I want to say that this is probably floating point inaccuracy, and as you make the chain longer and longer the inaccuracies are increased. You might want to try doing the multiplication / math in doubles - then converting back to float as you apply it to the door.

It also might be worth setting world rotation rather than relative rotation, to avoid additional error between the transforms. Just set the doors to use Absolute rotation. Should also make life easier.

Hi Jamsh, thanks for the reply. However, I don’t really see how this could be a floating point inaccuracy. I don’t propagate the rotation from one door to the next - there is no interaction between the pairs on my end. The main actor which spawns the pairs calculates the interpolation position each frame, and supplies this value to all pairs. The pairs only use this value to slerp the rotation of their own two doors. The pairs move because they are attached to each other.
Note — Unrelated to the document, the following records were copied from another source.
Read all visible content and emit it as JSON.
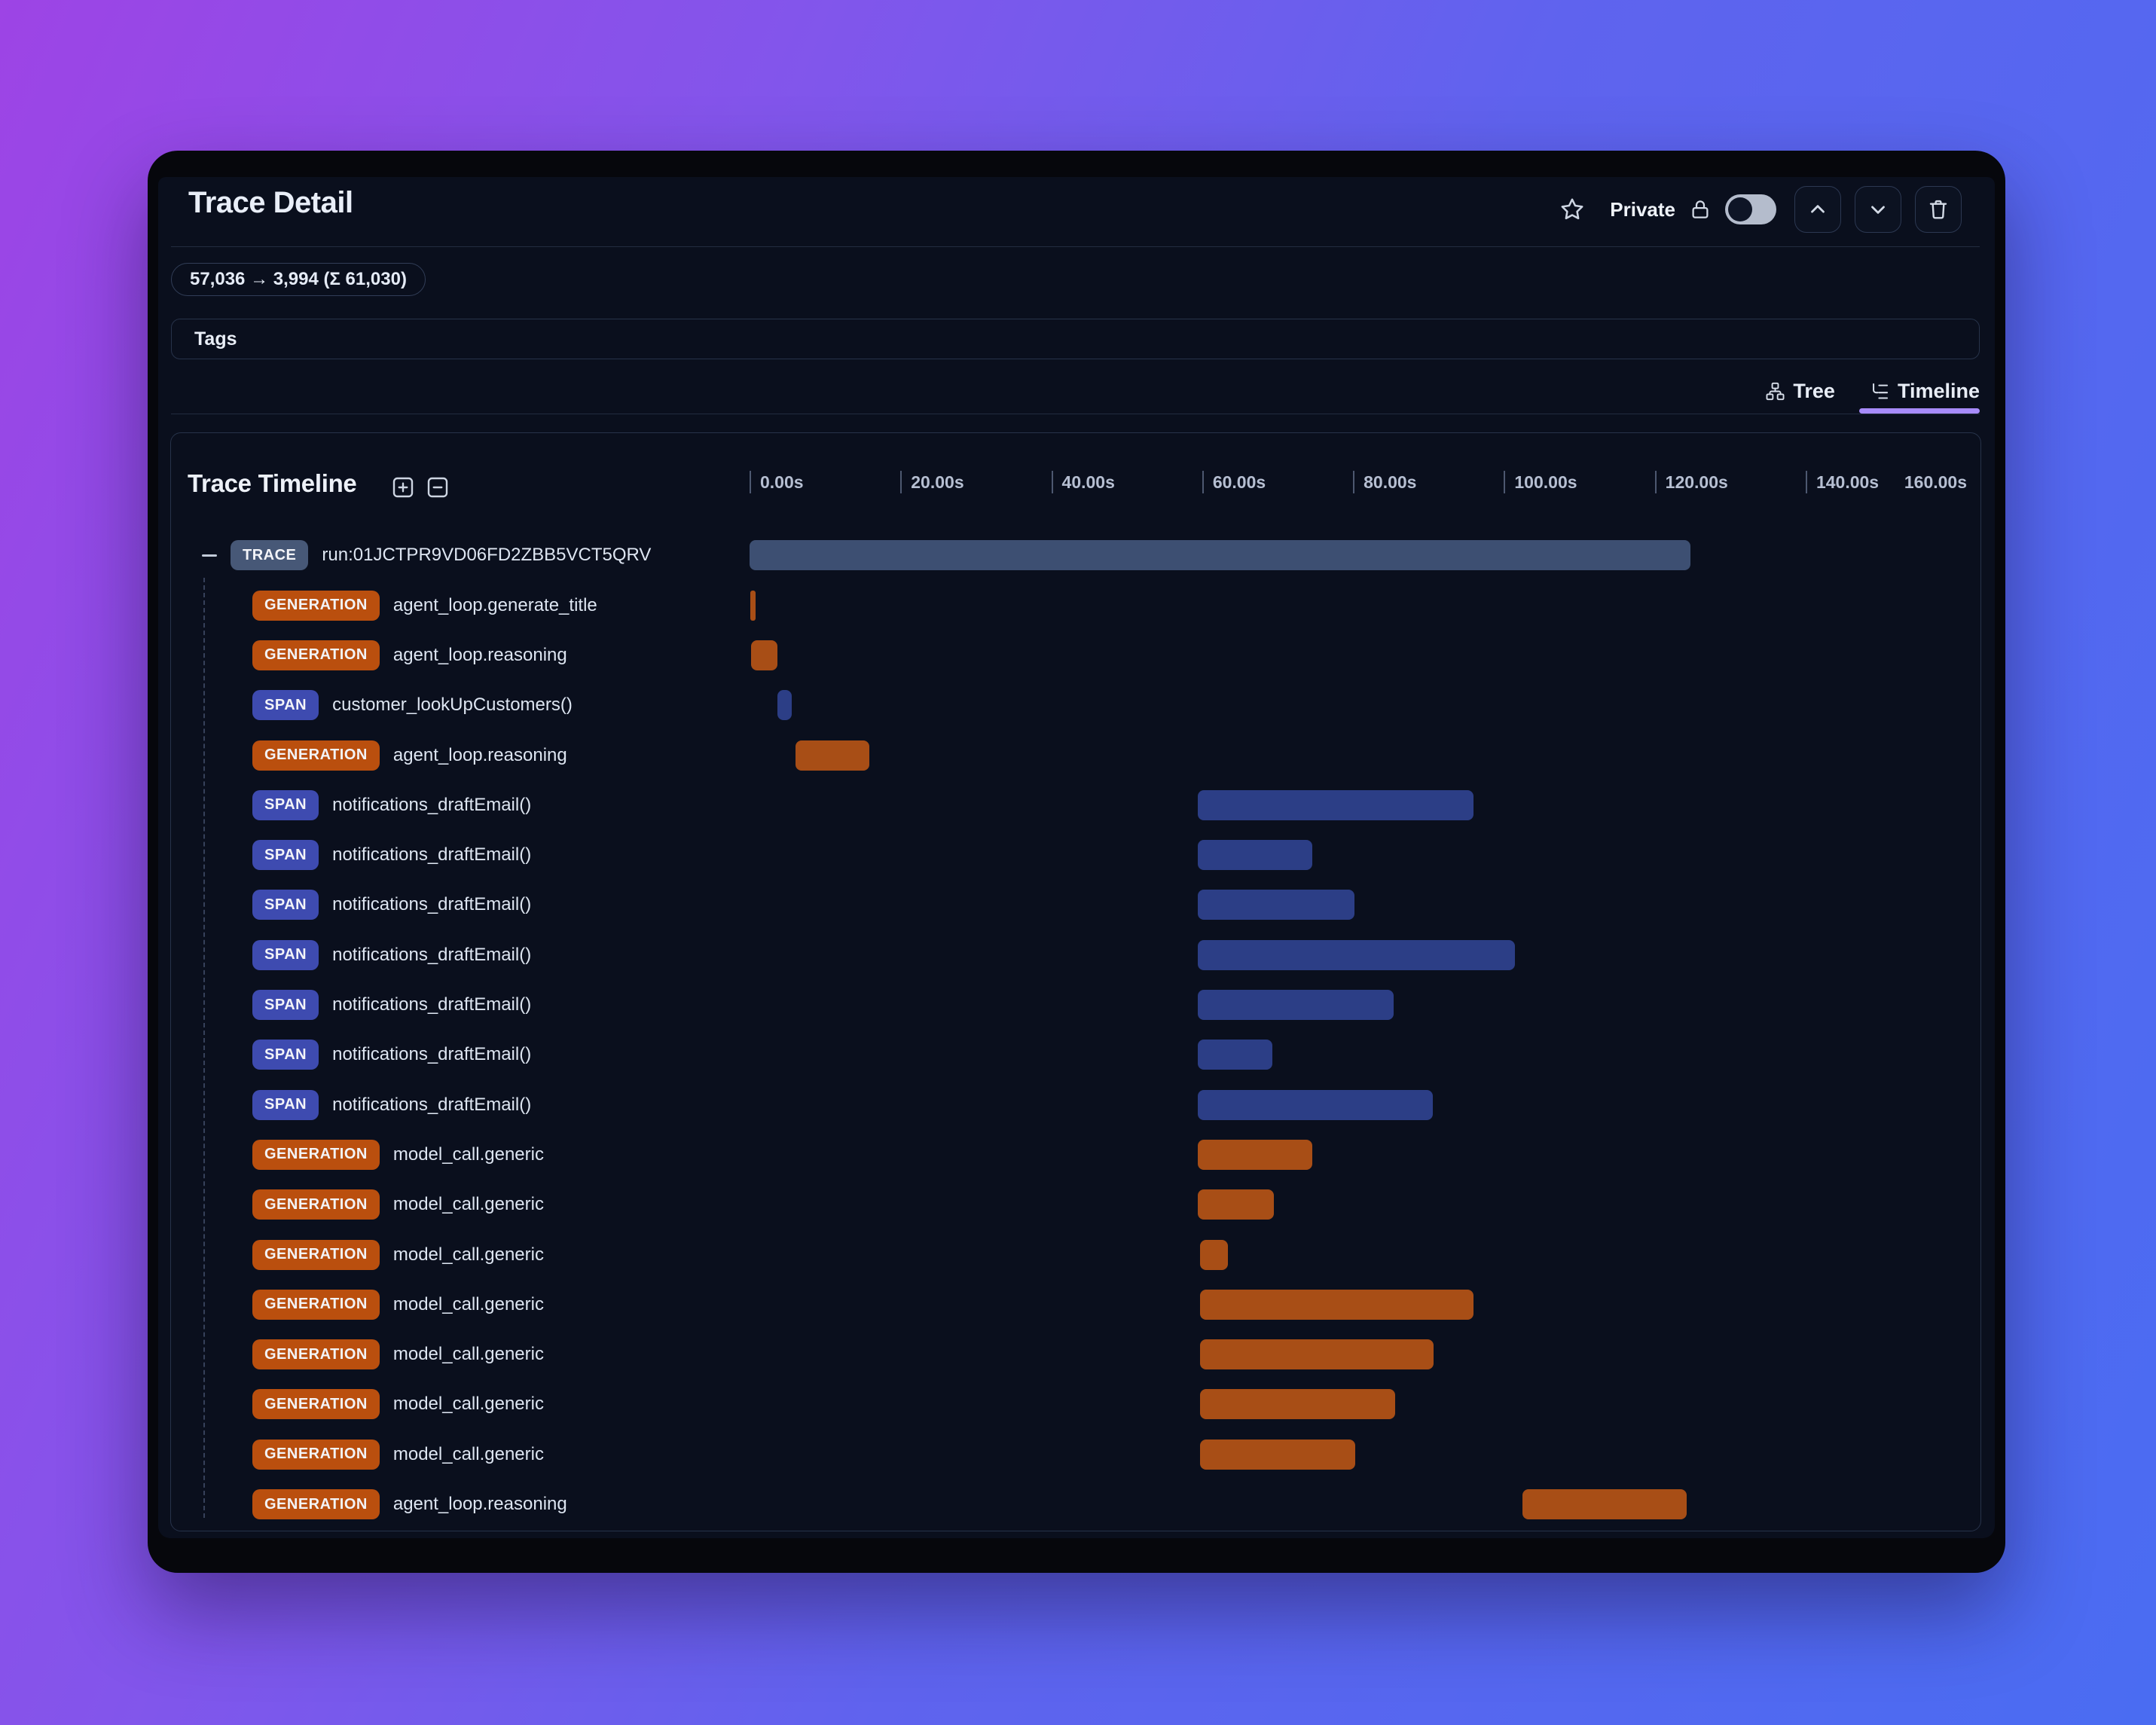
{
  "header": {
    "title": "Trace Detail",
    "privacy_label": "Private",
    "privacy_toggle_state": "off"
  },
  "token_usage": "57,036 → 3,994 (Σ 61,030)",
  "tags_label": "Tags",
  "view_tabs": {
    "tree": "Tree",
    "timeline": "Timeline",
    "active": "Timeline"
  },
  "timeline": {
    "title": "Trace Timeline",
    "axis": {
      "tick_seconds": [
        0,
        20,
        40,
        60,
        80,
        100,
        120,
        140
      ],
      "tick_labels": [
        "0.00s",
        "20.00s",
        "40.00s",
        "60.00s",
        "80.00s",
        "100.00s",
        "120.00s",
        "140.00s"
      ],
      "end_label": "160.00s"
    },
    "rows": [
      {
        "type": "TRACE",
        "label": "run:01JCTPR9VD06FD2ZBB5VCT5QRV",
        "depth": 0,
        "collapsible": true,
        "start_s": 0.0,
        "end_s": 124.7
      },
      {
        "type": "GENERATION",
        "label": "agent_loop.generate_title",
        "depth": 1,
        "collapsible": false,
        "start_s": 0.1,
        "end_s": 0.8
      },
      {
        "type": "GENERATION",
        "label": "agent_loop.reasoning",
        "depth": 1,
        "collapsible": false,
        "start_s": 0.2,
        "end_s": 3.7
      },
      {
        "type": "SPAN",
        "label": "customer_lookUpCustomers()",
        "depth": 1,
        "collapsible": false,
        "start_s": 3.7,
        "end_s": 5.6
      },
      {
        "type": "GENERATION",
        "label": "agent_loop.reasoning",
        "depth": 1,
        "collapsible": false,
        "start_s": 6.1,
        "end_s": 15.9
      },
      {
        "type": "SPAN",
        "label": "notifications_draftEmail()",
        "depth": 1,
        "collapsible": false,
        "start_s": 59.4,
        "end_s": 96.0
      },
      {
        "type": "SPAN",
        "label": "notifications_draftEmail()",
        "depth": 1,
        "collapsible": false,
        "start_s": 59.4,
        "end_s": 74.6
      },
      {
        "type": "SPAN",
        "label": "notifications_draftEmail()",
        "depth": 1,
        "collapsible": false,
        "start_s": 59.4,
        "end_s": 80.2
      },
      {
        "type": "SPAN",
        "label": "notifications_draftEmail()",
        "depth": 1,
        "collapsible": false,
        "start_s": 59.4,
        "end_s": 101.5
      },
      {
        "type": "SPAN",
        "label": "notifications_draftEmail()",
        "depth": 1,
        "collapsible": false,
        "start_s": 59.4,
        "end_s": 85.4
      },
      {
        "type": "SPAN",
        "label": "notifications_draftEmail()",
        "depth": 1,
        "collapsible": false,
        "start_s": 59.4,
        "end_s": 69.3
      },
      {
        "type": "SPAN",
        "label": "notifications_draftEmail()",
        "depth": 1,
        "collapsible": false,
        "start_s": 59.4,
        "end_s": 90.6
      },
      {
        "type": "GENERATION",
        "label": "model_call.generic",
        "depth": 1,
        "collapsible": false,
        "start_s": 59.4,
        "end_s": 74.6
      },
      {
        "type": "GENERATION",
        "label": "model_call.generic",
        "depth": 1,
        "collapsible": false,
        "start_s": 59.4,
        "end_s": 69.5
      },
      {
        "type": "GENERATION",
        "label": "model_call.generic",
        "depth": 1,
        "collapsible": false,
        "start_s": 59.7,
        "end_s": 63.4
      },
      {
        "type": "GENERATION",
        "label": "model_call.generic",
        "depth": 1,
        "collapsible": false,
        "start_s": 59.7,
        "end_s": 96.0
      },
      {
        "type": "GENERATION",
        "label": "model_call.generic",
        "depth": 1,
        "collapsible": false,
        "start_s": 59.7,
        "end_s": 90.7
      },
      {
        "type": "GENERATION",
        "label": "model_call.generic",
        "depth": 1,
        "collapsible": false,
        "start_s": 59.7,
        "end_s": 85.6
      },
      {
        "type": "GENERATION",
        "label": "model_call.generic",
        "depth": 1,
        "collapsible": false,
        "start_s": 59.7,
        "end_s": 80.3
      },
      {
        "type": "GENERATION",
        "label": "agent_loop.reasoning",
        "depth": 1,
        "collapsible": false,
        "start_s": 102.5,
        "end_s": 124.2
      }
    ]
  },
  "colors": {
    "background_gradient_start": "#9d44e5",
    "background_gradient_end": "#4a6cf2",
    "window_frame": "#06070c",
    "app_background": "#0a0f1d",
    "panel_border": "#27334a",
    "tab_underline_accent": "#a78bfa",
    "trace_badge": "#475877",
    "trace_bar": "#3d4f72",
    "generation_badge": "#ba4f0e",
    "generation_bar": "#a84e16",
    "span_badge": "#3e4bb0",
    "span_bar": "#2c3e86",
    "toggle_track": "#b4bccc",
    "toggle_knob": "#0e1526",
    "text_primary": "#e9eef8",
    "text_muted": "#b6bfd2"
  }
}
Same goes for relative rotation. This is a perfect case to use relative instead of world rotation, since it’s just a rotation between 0 and 90 degrees on the Z axis for each door, nothing more. Taking world rotation into account would only complicate things.

I had a problem like this a few years ago, so I’m not sure if it’s still relevant. Back then the solution was to set up tick prerequisites so the parts will be updated in the correct order (left to right in your video)

Interesting suggestion, I wasn’t yet aware of tick prerequisites and tick groups in Unreal. Sadly, setting up the prerequisite chain (first pair waits on controlling actor, second pair waits on first pair, etc) did not resolve the issue.